I knew because I seen the guy that was Carl in 'Ghost' in 'The Last Samurai' only a month or so ago, when I sat up late one night to try and watch it. Unfortunately I had no idea 'The Last Samurai' was six hours long and fell asleep around the two hour mark. That one movie seemed longer than a sitting of the whole of 'The Lord of the Rings' trilogy, complete with Special Extended Editions with 'day turning to night and then turning back again' extra scenes and easter eggs.
Anyway, Carl in 'Ghost' didn't even remotely resemble Aidan Quinn so when Ka started growing more and more frustrated with my dissent on the matter I knew I was on to a winner. I mentally rubbed my mental hands with glee, steering home from Glasgow as Ka got more riled up and eventually text her movie expert brother, Colin, on the matter.
Needless to say Colin responded almost immediately, texting back the name of the guy that actually played Carl in 'Ghost'.
I'm sure you can imagine what happened next.
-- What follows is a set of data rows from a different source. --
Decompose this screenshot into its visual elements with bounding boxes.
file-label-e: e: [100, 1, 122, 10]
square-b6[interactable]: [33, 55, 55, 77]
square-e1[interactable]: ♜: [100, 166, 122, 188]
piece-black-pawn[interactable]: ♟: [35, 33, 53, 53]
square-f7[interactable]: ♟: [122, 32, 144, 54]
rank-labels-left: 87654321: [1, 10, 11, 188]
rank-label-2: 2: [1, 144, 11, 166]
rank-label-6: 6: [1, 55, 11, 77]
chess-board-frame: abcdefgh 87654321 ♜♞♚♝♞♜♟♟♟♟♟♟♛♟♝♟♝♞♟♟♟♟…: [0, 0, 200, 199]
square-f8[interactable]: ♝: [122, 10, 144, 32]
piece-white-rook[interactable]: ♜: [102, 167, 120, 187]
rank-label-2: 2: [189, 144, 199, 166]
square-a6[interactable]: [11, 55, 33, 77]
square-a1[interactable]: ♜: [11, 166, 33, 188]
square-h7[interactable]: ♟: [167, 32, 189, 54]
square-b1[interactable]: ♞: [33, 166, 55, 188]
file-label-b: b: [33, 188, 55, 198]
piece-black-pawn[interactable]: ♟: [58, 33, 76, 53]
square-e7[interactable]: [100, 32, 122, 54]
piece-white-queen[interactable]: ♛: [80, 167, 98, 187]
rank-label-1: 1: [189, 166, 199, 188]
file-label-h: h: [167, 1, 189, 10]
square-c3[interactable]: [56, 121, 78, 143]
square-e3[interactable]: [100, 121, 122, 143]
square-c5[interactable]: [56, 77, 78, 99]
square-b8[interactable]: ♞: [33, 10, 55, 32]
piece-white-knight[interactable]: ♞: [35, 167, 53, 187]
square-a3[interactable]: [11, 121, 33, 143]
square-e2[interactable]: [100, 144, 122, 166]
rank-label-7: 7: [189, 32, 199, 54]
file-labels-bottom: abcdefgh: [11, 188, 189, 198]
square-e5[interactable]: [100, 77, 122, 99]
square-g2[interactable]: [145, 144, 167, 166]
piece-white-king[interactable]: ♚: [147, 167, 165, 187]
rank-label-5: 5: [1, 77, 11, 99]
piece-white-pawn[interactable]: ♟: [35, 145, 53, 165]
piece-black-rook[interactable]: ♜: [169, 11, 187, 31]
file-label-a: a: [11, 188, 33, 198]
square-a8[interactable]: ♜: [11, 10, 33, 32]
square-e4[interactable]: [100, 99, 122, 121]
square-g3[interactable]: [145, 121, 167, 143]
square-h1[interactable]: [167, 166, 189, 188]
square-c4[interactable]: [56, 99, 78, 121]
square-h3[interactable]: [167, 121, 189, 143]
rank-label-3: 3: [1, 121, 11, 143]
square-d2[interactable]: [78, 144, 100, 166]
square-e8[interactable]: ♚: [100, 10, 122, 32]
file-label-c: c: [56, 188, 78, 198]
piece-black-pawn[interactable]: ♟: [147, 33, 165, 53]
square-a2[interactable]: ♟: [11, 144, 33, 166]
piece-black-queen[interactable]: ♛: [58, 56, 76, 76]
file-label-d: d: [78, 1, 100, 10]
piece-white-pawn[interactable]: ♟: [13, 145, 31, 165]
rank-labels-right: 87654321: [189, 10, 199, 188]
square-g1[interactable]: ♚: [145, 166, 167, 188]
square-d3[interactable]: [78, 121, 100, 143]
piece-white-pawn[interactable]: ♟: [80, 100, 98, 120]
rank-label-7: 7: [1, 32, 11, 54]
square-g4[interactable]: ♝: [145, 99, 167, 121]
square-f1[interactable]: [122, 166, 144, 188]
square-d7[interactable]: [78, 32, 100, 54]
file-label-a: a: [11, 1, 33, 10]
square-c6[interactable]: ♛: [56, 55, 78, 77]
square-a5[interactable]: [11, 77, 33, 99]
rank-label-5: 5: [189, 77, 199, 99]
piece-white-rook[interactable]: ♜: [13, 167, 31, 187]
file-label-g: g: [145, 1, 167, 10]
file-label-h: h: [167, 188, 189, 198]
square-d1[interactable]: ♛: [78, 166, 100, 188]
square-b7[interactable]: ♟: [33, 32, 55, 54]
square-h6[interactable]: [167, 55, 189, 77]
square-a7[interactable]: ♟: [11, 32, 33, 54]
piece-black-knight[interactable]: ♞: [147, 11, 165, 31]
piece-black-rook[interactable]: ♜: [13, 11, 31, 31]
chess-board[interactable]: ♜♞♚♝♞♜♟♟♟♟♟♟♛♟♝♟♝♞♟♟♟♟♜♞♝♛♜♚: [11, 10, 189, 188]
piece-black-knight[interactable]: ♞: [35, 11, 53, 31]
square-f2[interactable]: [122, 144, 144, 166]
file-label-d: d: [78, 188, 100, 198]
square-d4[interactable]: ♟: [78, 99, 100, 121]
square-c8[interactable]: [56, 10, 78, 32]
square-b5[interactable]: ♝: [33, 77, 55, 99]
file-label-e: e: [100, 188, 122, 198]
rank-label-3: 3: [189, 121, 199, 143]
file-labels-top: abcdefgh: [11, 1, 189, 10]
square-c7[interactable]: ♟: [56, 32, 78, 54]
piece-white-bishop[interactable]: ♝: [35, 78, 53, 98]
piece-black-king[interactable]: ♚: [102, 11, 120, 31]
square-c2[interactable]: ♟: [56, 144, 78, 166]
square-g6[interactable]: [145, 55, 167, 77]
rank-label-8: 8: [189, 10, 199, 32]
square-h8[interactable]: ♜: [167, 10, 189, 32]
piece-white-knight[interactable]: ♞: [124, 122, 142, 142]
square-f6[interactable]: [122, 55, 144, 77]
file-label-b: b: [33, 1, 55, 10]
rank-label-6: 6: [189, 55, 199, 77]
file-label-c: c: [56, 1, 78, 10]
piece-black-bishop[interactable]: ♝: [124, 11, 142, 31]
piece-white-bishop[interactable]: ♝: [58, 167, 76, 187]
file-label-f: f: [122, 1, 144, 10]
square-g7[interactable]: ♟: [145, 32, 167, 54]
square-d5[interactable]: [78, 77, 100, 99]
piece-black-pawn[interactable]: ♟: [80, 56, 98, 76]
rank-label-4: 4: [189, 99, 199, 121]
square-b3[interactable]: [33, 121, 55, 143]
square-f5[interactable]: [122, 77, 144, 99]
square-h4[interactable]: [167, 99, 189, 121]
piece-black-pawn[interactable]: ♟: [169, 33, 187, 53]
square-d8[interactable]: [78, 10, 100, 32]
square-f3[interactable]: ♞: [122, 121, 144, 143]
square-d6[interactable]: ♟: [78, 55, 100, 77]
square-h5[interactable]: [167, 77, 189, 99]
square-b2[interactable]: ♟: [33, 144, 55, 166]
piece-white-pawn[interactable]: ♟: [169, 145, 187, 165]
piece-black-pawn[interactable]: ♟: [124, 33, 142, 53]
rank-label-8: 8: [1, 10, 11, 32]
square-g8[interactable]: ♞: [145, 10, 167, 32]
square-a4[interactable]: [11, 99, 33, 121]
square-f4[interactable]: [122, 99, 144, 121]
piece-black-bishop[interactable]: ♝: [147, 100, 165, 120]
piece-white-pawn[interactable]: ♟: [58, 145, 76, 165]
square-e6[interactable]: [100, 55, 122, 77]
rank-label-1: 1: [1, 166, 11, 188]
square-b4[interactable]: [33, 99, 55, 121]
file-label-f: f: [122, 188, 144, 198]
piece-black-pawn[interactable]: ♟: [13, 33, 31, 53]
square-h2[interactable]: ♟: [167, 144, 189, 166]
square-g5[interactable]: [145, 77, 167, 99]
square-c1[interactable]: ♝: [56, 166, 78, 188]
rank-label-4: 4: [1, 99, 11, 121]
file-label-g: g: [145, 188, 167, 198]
Ka went very quiet as she read, refusing to respond to Colin's text and being suddenly hesitant in answering me about what Colin had wrote.
Oh, how I laughed, enjoying the moment. I love moments like that. Sheer, unadulterated smugness. I was right. Michael was right. The wife was wrong. The man of the house won the argument!
We do have better arguments. Bigger, more worthwhile, life affirming arguments. Arguments that don't involve Carl from 'Ghost'. I don't win those arguments.

1 comment:

Miriam Vaswani said...

Aiden Quinn! I love Aiden Quinn. He was in Benny and Joon, and the unforgivably awful film adaptation of The Handmaid's Tale, which is the greatest novel ever written. And Legends of the Fall. Actually, nevermind the filmography. He has haunted eyes and a mouth which is quick to humour. Aiden Quinn is hot. Did I mention Benny and Joon?